이렇게 유실된 정보(결측치)들을 머신러닝 모델에 넣으면 잘못된 정보를 야기한다.
Modeling 전에 missing field는 feature engneering (preprocessing)을 통해 의미있는 정보로 바꿔주어야 한다.
테스트 데이터에도 비슷한 비율로 "Age" 변수와 "Cabin" 변수가 빠져 있다.
full <- full %>%
mutate(survived = case_when(survived==1 ~ "Yes",
survived==0 ~ "No"))
crude_summary <- full %>%
filter(set=="train") %>%
select(passengerid, survived) %>%
group_by(survived) %>%
summarise(cnt = n()) %>%
mutate(prob = cnt / sum(cnt))
crude_survrate <- crude_summary$prob[crude_summary$survived=="Yes"]

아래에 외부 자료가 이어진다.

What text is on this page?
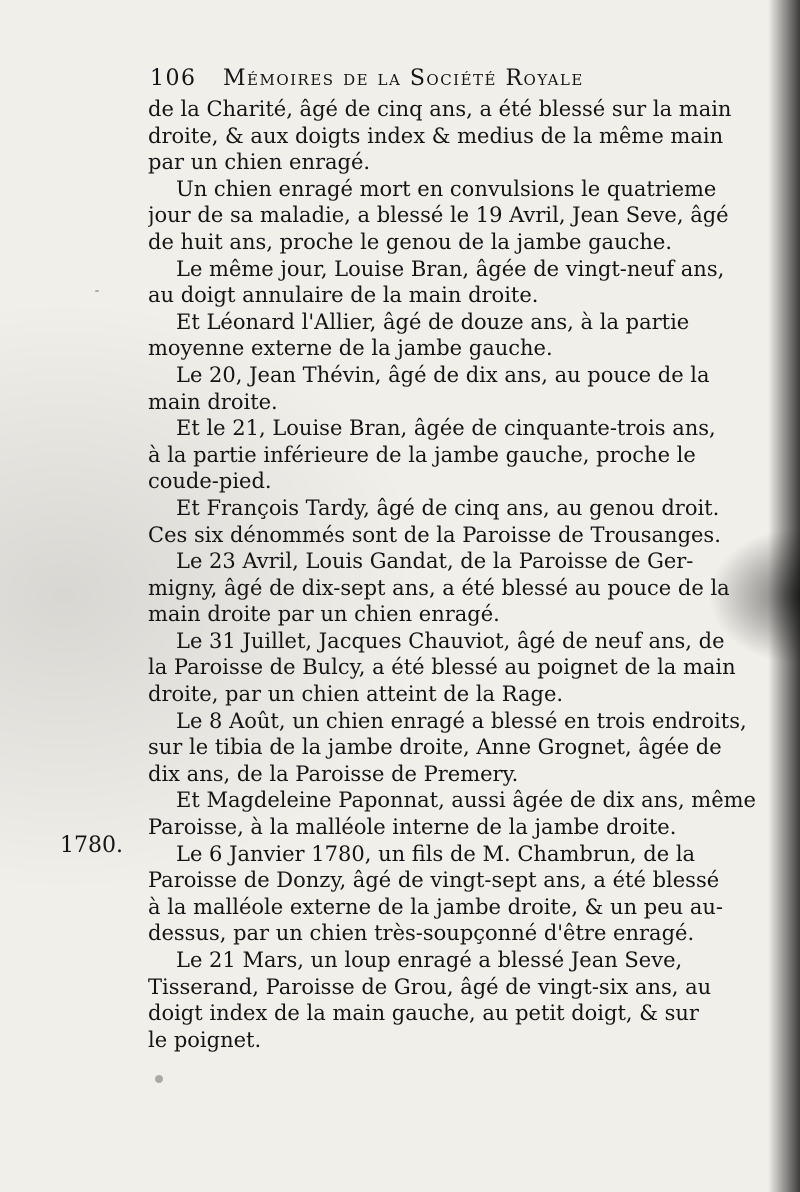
106 Mémoires de la Société Royale
1780.
de la Charité, âgé de cinq ans, a été blessé sur la main
droite, & aux doigts index & medius de la même main
par un chien enragé.
Un chien enragé mort en convulsions le quatrieme
jour de sa maladie, a blessé le 19 Avril, Jean Seve, âgé
de huit ans, proche le genou de la jambe gauche.
Le même jour, Louise Bran, âgée de vingt-neuf ans,
au doigt annulaire de la main droite.
Et Léonard l'Allier, âgé de douze ans, à la partie
moyenne externe de la jambe gauche.
Le 20, Jean Thévin, âgé de dix ans, au pouce de la
main droite.
Et le 21, Louise Bran, âgée de cinquante-trois ans,
à la partie inférieure de la jambe gauche, proche le
coude-pied.
Et François Tardy, âgé de cinq ans, au genou droit.
Ces six dénommés sont de la Paroisse de Trousanges.
Le 23 Avril, Louis Gandat, de la Paroisse de Ger-
migny, âgé de dix-sept ans, a été blessé au pouce de la
main droite par un chien enragé.
Le 31 Juillet, Jacques Chauviot, âgé de neuf ans, de
la Paroisse de Bulcy, a été blessé au poignet de la main
droite, par un chien atteint de la Rage.
Le 8 Août, un chien enragé a blessé en trois endroits,
sur le tibia de la jambe droite, Anne Grognet, âgée de
dix ans, de la Paroisse de Premery.
Et Magdeleine Paponnat, aussi âgée de dix ans, même
Paroisse, à la malléole interne de la jambe droite.
Le 6 Janvier 1780, un fils de M. Chambrun, de la
Paroisse de Donzy, âgé de vingt-sept ans, a été blessé
à la malléole externe de la jambe droite, & un peu au-
dessus, par un chien très-soupçonné d'être enragé.
Le 21 Mars, un loup enragé a blessé Jean Seve,
Tisserand, Paroisse de Grou, âgé de vingt-six ans, au
doigt index de la main gauche, au petit doigt, & sur
le poignet.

kable(crude_summary, caption="2x2 Contingency Table on Survival.", format="markdown")
| survived | cnt | prob |
|---|---|---|
| No | 549 | 0.6161616 |
| Yes | 342 | 0.3838384 |
#full['Title'] <- lapply(full['Name'], function(x) str_extract(x, " (([A-Za-z]+))"))
##full$Title <- ifelse(full$Title == " Mr", 0, ifelse(full$Title == " Miss", 1, ifelse(full$Title == " Mrs", 2, 3)))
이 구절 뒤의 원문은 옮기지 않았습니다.